Competition on the road and in orbit
Musk’s renewed interest in custom chips also comes at a moment when the competition is heating up. At CES 2026, Nvidia introduced Alpamayo, a family of open models, datasets and tools designed to help carmakers build safer, reasoning-based autonomous vehicles without starting from scratch. For Tesla, whose Full Self Driving software has long depended on a closed, vertically integrated stack, an open rival makes the race for high performance and energy efficient AI even more intense.
Meanwhile, other technology giants are attacking the same energy puzzle from different angles. Google, for example, has signed an enhanced geothermal energy deal in Nevada to supply round the clock clean power for its data centers, a move Ecoticias covered in detail in its story on Google’s search for “energy for millennia”.
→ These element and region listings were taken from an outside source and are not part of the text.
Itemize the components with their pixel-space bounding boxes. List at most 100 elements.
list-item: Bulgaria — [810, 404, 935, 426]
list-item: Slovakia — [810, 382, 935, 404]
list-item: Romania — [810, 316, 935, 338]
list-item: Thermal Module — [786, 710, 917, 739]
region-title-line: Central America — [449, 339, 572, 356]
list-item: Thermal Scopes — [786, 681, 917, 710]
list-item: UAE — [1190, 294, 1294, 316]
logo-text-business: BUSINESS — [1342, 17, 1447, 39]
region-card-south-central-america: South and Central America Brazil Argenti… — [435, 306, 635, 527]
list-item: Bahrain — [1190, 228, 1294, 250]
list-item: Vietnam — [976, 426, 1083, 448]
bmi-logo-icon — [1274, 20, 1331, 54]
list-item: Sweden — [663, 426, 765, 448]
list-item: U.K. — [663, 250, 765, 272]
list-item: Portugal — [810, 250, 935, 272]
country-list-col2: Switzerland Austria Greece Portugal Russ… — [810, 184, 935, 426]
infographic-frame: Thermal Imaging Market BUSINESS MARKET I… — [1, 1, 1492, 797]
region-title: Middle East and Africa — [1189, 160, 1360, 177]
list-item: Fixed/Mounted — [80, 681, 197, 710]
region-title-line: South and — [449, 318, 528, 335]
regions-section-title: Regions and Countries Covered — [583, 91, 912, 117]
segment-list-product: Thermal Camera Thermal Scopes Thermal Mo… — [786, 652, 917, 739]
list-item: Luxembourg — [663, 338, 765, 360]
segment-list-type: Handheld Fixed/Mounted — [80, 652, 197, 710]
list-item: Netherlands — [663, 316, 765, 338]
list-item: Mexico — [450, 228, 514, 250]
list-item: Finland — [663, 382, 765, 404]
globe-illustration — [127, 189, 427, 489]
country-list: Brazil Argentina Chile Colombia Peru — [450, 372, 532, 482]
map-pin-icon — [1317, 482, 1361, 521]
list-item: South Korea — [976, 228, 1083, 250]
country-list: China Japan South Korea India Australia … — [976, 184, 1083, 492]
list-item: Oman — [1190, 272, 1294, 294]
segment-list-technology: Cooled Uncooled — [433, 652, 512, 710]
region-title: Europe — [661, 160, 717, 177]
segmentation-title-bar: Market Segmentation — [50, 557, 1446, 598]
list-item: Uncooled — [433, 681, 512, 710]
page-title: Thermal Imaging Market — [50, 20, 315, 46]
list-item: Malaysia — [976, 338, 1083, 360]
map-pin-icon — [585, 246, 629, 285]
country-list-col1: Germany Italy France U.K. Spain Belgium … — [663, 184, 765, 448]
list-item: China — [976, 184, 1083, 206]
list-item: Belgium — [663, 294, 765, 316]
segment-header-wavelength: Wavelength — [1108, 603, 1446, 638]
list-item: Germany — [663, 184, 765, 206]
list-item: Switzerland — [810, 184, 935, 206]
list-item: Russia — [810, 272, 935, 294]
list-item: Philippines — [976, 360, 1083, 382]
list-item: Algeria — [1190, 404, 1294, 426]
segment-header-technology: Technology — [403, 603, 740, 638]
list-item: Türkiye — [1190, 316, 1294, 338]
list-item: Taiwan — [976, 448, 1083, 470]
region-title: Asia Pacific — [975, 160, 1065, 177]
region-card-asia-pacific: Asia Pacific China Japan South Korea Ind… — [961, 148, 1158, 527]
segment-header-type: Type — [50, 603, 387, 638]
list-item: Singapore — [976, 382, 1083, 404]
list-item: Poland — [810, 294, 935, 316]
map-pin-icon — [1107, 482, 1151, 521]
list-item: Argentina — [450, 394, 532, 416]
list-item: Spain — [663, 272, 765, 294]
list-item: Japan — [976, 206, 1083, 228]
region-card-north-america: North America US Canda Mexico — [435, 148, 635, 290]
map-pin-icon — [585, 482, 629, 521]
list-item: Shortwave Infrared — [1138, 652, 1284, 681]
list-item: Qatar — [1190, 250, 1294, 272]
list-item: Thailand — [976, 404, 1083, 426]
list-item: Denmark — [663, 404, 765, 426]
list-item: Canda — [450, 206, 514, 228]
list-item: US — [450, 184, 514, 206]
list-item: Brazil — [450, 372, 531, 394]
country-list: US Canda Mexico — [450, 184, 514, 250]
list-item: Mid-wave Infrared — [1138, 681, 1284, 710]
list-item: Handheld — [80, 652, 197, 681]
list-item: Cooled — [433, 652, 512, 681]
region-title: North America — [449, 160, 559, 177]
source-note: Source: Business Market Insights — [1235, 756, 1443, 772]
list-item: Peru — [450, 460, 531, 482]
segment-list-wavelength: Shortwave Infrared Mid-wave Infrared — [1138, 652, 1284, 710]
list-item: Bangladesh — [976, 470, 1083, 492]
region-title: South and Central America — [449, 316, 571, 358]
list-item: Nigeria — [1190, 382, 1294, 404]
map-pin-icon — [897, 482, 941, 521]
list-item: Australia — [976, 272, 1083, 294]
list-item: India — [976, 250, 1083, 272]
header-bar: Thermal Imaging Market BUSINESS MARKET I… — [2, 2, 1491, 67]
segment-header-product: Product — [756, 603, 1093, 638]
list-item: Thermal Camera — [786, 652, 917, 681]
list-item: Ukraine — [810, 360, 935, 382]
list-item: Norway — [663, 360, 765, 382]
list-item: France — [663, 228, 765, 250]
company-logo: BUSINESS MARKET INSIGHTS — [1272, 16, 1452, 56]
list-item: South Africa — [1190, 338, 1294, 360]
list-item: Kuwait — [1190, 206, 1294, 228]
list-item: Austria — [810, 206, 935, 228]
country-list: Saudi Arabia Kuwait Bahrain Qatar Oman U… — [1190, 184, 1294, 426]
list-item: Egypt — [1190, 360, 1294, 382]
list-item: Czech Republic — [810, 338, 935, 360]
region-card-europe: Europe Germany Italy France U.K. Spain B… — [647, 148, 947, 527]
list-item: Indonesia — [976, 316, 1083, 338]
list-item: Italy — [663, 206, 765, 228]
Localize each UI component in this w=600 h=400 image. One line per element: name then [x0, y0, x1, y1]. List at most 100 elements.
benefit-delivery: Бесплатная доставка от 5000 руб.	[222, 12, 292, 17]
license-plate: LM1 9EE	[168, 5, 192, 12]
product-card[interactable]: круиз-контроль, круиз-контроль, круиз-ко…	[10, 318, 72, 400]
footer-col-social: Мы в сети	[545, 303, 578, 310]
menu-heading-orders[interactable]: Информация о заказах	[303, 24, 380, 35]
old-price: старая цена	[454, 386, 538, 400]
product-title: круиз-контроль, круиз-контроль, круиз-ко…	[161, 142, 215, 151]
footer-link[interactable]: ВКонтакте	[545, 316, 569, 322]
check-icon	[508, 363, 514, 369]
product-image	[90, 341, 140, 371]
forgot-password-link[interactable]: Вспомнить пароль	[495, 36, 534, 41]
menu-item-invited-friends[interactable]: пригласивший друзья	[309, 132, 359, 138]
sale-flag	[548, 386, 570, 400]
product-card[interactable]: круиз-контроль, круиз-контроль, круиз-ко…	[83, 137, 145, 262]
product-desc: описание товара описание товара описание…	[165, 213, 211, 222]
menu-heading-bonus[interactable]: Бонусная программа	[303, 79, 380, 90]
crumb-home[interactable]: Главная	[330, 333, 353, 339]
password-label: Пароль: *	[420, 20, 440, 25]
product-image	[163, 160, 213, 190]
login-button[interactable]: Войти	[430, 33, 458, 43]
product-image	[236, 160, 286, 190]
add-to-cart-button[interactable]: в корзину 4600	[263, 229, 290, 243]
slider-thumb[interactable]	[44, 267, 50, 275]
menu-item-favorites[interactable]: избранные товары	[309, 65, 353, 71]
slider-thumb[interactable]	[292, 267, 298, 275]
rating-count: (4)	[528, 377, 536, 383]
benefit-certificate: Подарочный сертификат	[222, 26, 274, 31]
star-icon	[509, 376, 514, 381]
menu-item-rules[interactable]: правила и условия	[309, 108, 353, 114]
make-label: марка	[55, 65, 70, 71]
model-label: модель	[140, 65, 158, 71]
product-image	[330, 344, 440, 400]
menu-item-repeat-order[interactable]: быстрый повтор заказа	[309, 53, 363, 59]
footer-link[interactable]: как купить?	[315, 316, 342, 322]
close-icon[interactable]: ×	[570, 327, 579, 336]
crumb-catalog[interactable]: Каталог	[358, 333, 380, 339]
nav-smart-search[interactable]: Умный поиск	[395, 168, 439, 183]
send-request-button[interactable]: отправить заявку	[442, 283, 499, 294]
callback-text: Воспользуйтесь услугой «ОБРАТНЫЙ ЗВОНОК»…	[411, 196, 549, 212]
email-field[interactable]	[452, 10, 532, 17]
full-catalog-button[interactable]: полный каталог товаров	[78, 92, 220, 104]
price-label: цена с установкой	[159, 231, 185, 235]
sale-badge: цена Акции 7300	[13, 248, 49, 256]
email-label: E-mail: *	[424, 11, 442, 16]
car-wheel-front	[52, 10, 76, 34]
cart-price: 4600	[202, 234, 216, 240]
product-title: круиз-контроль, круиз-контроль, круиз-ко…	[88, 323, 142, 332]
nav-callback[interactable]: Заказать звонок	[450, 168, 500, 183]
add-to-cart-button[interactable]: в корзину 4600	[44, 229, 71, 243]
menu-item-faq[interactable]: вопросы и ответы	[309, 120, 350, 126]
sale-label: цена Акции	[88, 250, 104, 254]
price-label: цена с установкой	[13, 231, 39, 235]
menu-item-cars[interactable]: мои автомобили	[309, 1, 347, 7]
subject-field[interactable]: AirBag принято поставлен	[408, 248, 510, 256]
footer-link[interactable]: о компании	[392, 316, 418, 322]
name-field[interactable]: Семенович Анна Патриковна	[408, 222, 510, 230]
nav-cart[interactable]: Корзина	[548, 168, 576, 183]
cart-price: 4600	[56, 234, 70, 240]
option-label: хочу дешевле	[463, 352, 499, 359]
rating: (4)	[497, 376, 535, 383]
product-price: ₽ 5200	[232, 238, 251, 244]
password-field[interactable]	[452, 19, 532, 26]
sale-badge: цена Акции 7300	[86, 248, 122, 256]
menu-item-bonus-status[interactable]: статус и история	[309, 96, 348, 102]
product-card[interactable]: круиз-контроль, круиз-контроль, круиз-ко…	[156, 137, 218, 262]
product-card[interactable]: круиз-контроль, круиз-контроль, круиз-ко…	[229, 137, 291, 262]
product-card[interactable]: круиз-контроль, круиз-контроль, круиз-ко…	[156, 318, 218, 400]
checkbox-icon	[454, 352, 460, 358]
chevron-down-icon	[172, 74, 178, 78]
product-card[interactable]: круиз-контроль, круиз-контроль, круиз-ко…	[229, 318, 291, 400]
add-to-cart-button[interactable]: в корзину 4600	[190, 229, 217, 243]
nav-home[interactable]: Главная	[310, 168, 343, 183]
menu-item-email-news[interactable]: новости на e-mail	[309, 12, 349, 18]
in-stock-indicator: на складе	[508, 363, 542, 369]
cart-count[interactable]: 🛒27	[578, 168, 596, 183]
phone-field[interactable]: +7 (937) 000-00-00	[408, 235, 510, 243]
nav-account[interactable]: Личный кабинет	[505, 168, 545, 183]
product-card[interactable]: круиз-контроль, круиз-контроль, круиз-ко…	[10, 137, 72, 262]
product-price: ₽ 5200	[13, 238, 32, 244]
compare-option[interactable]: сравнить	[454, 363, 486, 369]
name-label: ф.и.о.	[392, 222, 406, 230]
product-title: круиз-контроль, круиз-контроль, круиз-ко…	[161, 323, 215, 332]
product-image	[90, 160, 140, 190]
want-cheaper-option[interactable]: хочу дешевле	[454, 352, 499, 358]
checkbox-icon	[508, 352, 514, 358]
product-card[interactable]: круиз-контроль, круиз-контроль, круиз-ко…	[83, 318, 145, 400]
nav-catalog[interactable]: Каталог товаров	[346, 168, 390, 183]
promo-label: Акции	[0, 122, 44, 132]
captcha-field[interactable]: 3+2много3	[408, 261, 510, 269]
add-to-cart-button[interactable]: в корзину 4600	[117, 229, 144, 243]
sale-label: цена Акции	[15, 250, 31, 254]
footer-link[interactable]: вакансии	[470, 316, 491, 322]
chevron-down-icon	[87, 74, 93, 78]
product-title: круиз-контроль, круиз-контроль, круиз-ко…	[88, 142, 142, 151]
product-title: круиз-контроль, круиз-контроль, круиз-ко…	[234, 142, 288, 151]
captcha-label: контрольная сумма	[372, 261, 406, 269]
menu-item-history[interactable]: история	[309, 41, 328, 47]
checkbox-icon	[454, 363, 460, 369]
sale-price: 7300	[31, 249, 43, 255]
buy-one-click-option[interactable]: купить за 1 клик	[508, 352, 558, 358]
And in Texas, several projects marketed as solutions to a looming internet collapse promise tens of gigawatts of dedicated power for AI heavy infrastructure, as described in reports on Data City and the risk of an overworked digital backbone.
For everyday life, the question is simple, even if the engineering is not. Will these experiments in hydrogen deserts, geothermal wells and now orbital platforms actually make AI cleaner and more affordable, or will they just push the problem out of sight? The answer will show up not only in climate statistics, but also in the form of future electric bills, grid stability and the amount of junk we leave circling our planet.